Annual Report and collective benchmarking

The ANZNN aims for continuous scrutiny for evidence of best practices to improve high-risk babies’ long-term outcomes. The ANZNN annual reports released online and via hard copies to member units consist of the collective descriptive analyses of baseline clinical characteristics and the outcomes of the entire 12-month cohort of registrants for each birth year. The distribution of neonatal characteristics and outcomes are summarised as counts and percentages for categorical variables or using the mean or median with 95% confidence limits for continuous variables. Yearly trends are computed for selected variables and outcomes. In contrast to many neonatal networks, the ANZNN annual outcomes and collective performance are open to public online access (https://anznn.net/annualreports). All annual reports from 1995 onwards are available online.

Individual unit feedback and benchmarking

Benchmarking and comparisons of outcomes among units are confidentially fed back to individual units. Outcomes are primarily benchmarked against ANZNN mean or median and the range defined by the 95% confidence intervals. Initial crude rates and associated 95% confidence intervals are calculated and graphically displayed using ‘caterpillar plots’ from the lowest to the highest to identify differences visually. In addition to adverse outcomes analyses, several clinical performance indexes are included for benchmarking. An example of very preterm infants born within the perinatal centres with admission temperature of at least 36.5 ℃ and below 37.5 ℃ is shown in Figure 2.
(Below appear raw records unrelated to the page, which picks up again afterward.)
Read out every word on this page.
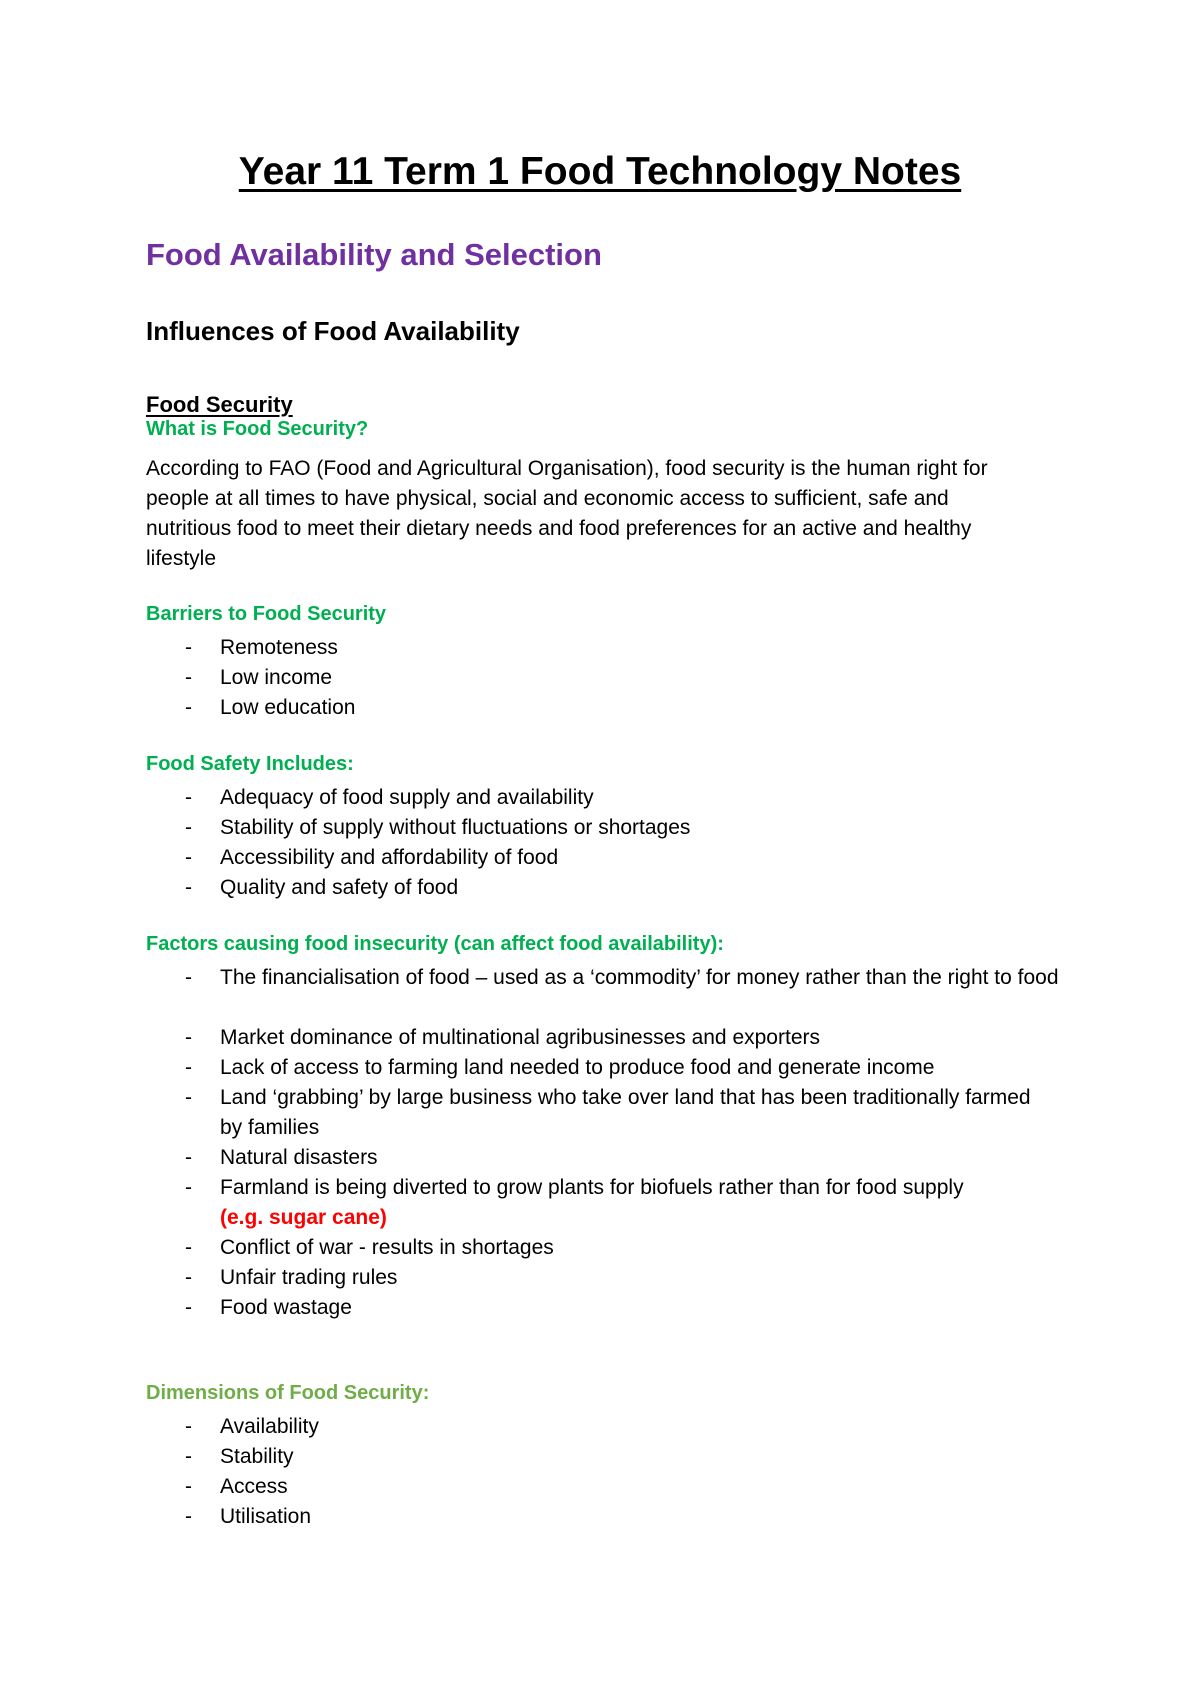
Year 11 Term 1 Food Technology Notes
Food Availability and Selection
Influences of Food Availability
Food Security
What is Food Security?
According to FAO (Food and Agricultural Organisation), food security is the human right for
people at all times to have physical, social and economic access to sufficient, safe and
nutritious food to meet their dietary needs and food preferences for an active and healthy
lifestyle
Barriers to Food Security
- Remoteness
- Low income
- Low education
Food Safety Includes:
- Adequacy of food supply and availability
- Stability of supply without fluctuations or shortages
- Accessibility and affordability of food
- Quality and safety of food
Factors causing food insecurity (can affect food availability):
- The financialisation of food – used as a ‘commodity’ for money rather than the right to food
- Market dominance of multinational agribusinesses and exporters
- Lack of access to farming land needed to produce food and generate income
- Land ‘grabbing’ by large business who take over land that has been traditionally farmed by families
- Natural disasters
- Farmland is being diverted to grow plants for biofuels rather than for food supply
(e.g. sugar cane)
- Conflict of war - results in shortages
- Unfair trading rules
- Food wastage
Dimensions of Food Security:
- Availability
- Stability
- Access
- Utilisation
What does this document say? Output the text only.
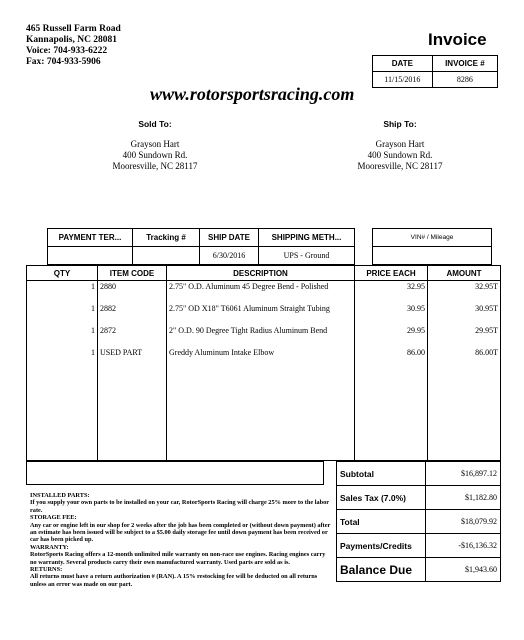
465 Russell Farm Road
Kannapolis, NC 28081
Voice: 704-933-6222
Fax: 704-933-5906
Invoice
www.rotorsportsracing.com
DATE	INVOICE #
11/15/2016	8286
Sold To:
Grayson Hart
400 Sundown Rd.
Mooresville, NC 28117
Ship To:
Grayson Hart
400 Sundown Rd.
Mooresville, NC 28117
PAYMENT TER...	Tracking #	SHIP DATE	SHIPPING METH...
		6/30/2016	UPS - Ground
VIN# / Mileage

QTY	ITEM CODE	DESCRIPTION	PRICE EACH	AMOUNT
1	2880	2.75" O.D. Aluminum 45 Degree Bend - Polished	32.95	32.95T
1	2882	2.75" OD X18" T6061 Aluminum Straight Tubing	30.95	30.95T
1	2872	2" O.D. 90 Degree Tight Radius Aluminum Bend	29.95	29.95T
1	USED PART	Greddy Aluminum Intake Elbow	86.00	86.00T

Subtotal	$16,897.12
Sales Tax (7.0%)	$1,182.80
Total	$18,079.92
Payments/Credits	-$16,136.32
Balance Due	$1,943.60

INSTALLED PARTS:

If you supply your own parts to be installed on your car, RotorSports Racing will charge 25% more to the labor rate.

STORAGE FEE:

Any car or engine left in our shop for 2 weeks after the job has been completed or (without down payment) after an estimate has been issued will be subject to a $5.00 daily storage fee until down payment has been received or car has been picked up.

WARRANTY:

RotorSports Racing offers a 12-month unlimited mile warranty on non-race use engines. Racing engines carry no warranty. Several products carry their own manufactured warranty. Used parts are sold as is.

RETURNS:

All returns must have a return authorization # (RAN). A 15% restocking fee will be deducted on all returns unless an error was made on our part.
Figure 2 Percentage of admission temperature within 36.5–37.5 degrees Celsius for babies born before 32 weeks who were inborn and did not receive therapeutic hypothermia. ANZNN, Australian and New Zealand Neonatal Network; IQR, interquartile range; CI, confidence interval; NICUs, neonatal intensive care units.

Risk-adjusted benchmarking and quarterly trending of performance

There is an inherent variation with clusters of extremely premature babies being admitted and cared for during any particular year or period. Such fluctuation can result in a misleading impression of good or poor performance, particularly for a large number of small to medium-sized NICUs in the ANZNN. To adjust for multiple baseline characteristics in benchmarking and comparisons of outcomes among units of varying sizes and populations, standardised mortality/morbidity ratios (SMRs) are computed using the ‘indirect standardisation’ approach. We can overcome this by the use of expected outcomes.

With the wide difference between the sizes of member units, a 5-year cohort is used to improve the confidence for this benchmarking. Each unit’s observed rate of the last 5 years is compared with the expected rate based on the total sample of this group of high-risk infants, based on the 5-year ANZNN performance. The expected number of events is computed as the predicted probabilities from a multivariable model adjusted for confounders for each outcome. Individual unit standardised rates SMR are graphically displayed using ‘funnel’ plots with 95% and 95% Bonferroni corrected prediction intervals (Figure 3A). The top-performing units are commonly identified within the network as internal information to all units for knowledge. This aims to encourage member units to promote clinical practice improvement (CPI) initiatives and share experience in implementation at the clinical front.

Figure 3 Complementing risk-adjusted benchmarking with Timely (quarterly) risk-adjusted performance trend (all NICU ID removed from original report with minor figure alteration, image adapted with NICU permission from Prof. Kei Lui). Example with permission of a NICU with (A) a consistently low Adjusted Rate of Severe IVH (Grade III/VI) over 5 years in babies born at 23 to 28 weeks who survived to day 3 and were tested for IVH (*, adjusted for gestational age, sex, inborn status and antenatal steroids), and (B) a continuing trend of good performance demonstrated in Quarterly Feedbacks (see text for explanation). Severe IVH for babies born before 29 weeks who survived to day 3 and were tested for IVH (*, exponentially weighted moving average; **, adjusted for gestational age in weeks, standardised to rates in Australian and NZ NICUs 2015–2019). NICU, neonatal intensive care unit; IVH, intraventricular haemorrhage.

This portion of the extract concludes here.